Tuesday, April 6, 2010
Bullying Must End
A few weeks ago, a fifteen year old Massachusetts girl who had been the victim of bullying at her high school went home and hanged herself. Phoebe Prince moved with her family from Ireland to a small town and tried to acclimate herself to all the changes and being in a new place. I imagine she was very nervous about it all and struggling to make friends. She was a pretty girl and, since she was new, got a lot of attention from the boys. This didn't make a particular gang of girls happy so they tormented her mercilessly for months. Phoebe's parents alerted school officials who did nothing.
So finally one day, Phoebe did what others failed to do. She ended it. The finality of her suicide wasn't the answer. We all know that. The grief of those who love her must be the most awful thing ever. Nine kids have been arrested for their harrassment of this young girl and today three of them will be arraigned in court. Shortly after Phoebe's death the people of Hadleyville went into 'rage mode' protested about WHY such an awful thing happened and how it had progressed so far. Why were school officials so negligent in not putting a stop to this? How could they let these kids ratchet up the bullying to the point Phoebe felt nothing but desperation and despair.
The really horrible thing is we read these stories every day. A child is teased about her weight. A boy is beaten to death because he has red hair. A mother taunts a girl on MySpace until she, too, commits suicide. Crowds of young people gather around to watch the gang rape of a young girl who is leaving a school dance. Bullying must stop and I honestly think lessons on this topic should be taught not only at home but in churches and schools. Laws are currently being enacted in many states. It's about damn time.

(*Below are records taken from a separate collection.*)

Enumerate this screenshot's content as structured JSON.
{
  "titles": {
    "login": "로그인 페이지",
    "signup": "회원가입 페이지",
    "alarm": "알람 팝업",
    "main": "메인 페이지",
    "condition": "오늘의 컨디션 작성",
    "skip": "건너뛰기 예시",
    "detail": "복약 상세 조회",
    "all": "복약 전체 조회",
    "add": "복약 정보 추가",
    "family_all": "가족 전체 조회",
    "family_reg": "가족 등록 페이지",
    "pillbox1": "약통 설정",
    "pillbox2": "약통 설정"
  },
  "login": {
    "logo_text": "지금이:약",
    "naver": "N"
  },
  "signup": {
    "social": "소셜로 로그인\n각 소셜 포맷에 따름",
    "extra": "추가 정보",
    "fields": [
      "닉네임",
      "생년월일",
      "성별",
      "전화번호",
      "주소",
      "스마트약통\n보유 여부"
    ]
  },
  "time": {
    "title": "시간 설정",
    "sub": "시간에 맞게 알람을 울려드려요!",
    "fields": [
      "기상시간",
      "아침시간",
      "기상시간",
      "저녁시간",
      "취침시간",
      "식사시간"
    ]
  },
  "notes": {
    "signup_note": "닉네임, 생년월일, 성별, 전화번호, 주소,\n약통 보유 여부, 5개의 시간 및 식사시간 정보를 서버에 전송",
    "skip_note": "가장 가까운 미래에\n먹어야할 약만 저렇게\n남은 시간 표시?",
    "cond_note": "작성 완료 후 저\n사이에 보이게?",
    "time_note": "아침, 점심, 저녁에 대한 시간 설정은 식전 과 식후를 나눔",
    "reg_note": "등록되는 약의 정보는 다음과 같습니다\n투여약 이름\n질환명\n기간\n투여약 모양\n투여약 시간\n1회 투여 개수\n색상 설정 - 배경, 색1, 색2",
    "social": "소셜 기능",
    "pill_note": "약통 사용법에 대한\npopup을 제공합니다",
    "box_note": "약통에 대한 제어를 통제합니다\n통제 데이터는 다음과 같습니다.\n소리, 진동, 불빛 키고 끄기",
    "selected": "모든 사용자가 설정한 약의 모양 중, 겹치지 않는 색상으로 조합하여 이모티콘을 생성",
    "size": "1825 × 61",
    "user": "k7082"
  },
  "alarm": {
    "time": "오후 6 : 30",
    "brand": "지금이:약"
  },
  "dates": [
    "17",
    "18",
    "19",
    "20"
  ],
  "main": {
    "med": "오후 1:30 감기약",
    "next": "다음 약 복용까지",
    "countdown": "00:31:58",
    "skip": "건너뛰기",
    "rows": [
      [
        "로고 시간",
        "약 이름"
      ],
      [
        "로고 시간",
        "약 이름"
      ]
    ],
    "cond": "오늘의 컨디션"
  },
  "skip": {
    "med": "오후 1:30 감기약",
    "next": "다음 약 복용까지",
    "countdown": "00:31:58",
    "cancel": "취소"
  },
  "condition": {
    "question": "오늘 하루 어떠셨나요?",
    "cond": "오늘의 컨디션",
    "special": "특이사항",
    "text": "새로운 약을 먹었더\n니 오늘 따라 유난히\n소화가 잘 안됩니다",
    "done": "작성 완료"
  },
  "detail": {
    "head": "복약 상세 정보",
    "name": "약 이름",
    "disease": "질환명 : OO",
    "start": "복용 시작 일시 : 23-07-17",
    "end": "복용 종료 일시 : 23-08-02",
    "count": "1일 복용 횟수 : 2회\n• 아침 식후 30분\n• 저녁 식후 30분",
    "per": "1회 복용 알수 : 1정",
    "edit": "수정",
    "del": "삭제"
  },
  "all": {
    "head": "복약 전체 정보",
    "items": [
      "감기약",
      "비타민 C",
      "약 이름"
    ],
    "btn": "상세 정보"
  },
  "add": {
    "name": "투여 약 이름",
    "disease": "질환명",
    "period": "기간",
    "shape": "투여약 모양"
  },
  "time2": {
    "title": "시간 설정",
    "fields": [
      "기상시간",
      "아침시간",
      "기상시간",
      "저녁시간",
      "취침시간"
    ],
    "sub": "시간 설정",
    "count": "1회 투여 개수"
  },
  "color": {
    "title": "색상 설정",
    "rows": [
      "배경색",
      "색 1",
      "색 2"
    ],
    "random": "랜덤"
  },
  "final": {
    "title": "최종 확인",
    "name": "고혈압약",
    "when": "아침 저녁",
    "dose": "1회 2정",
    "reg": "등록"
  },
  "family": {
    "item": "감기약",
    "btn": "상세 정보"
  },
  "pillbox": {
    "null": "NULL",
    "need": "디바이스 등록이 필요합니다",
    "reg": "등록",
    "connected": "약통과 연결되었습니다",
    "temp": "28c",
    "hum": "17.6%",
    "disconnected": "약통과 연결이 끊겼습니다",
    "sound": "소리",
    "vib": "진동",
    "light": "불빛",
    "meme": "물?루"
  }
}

I've raised teenagers and I know how hard it is for them to stand up to pressure from school friends but we must be able to stress to them that it's one thing to go along with the latest fashion fad but quite another to stand idly by and watch someone be bullied. How do we stop it? There must be first steps we can take, small things we can do to make a dent in this. In our home, we were always open with our kids and they never had problems talking to us about things that happened in their lives, at school or anywhere else. My husband and I heard about incidences of bullying in our own little part of the world. Fortunately, no suicides but definitely stories of isolation and depression among these victims. That my children recognized it and fought to help made me proud. What crosses the mind of a kid who thinks this behavior is okay? I just don't get it.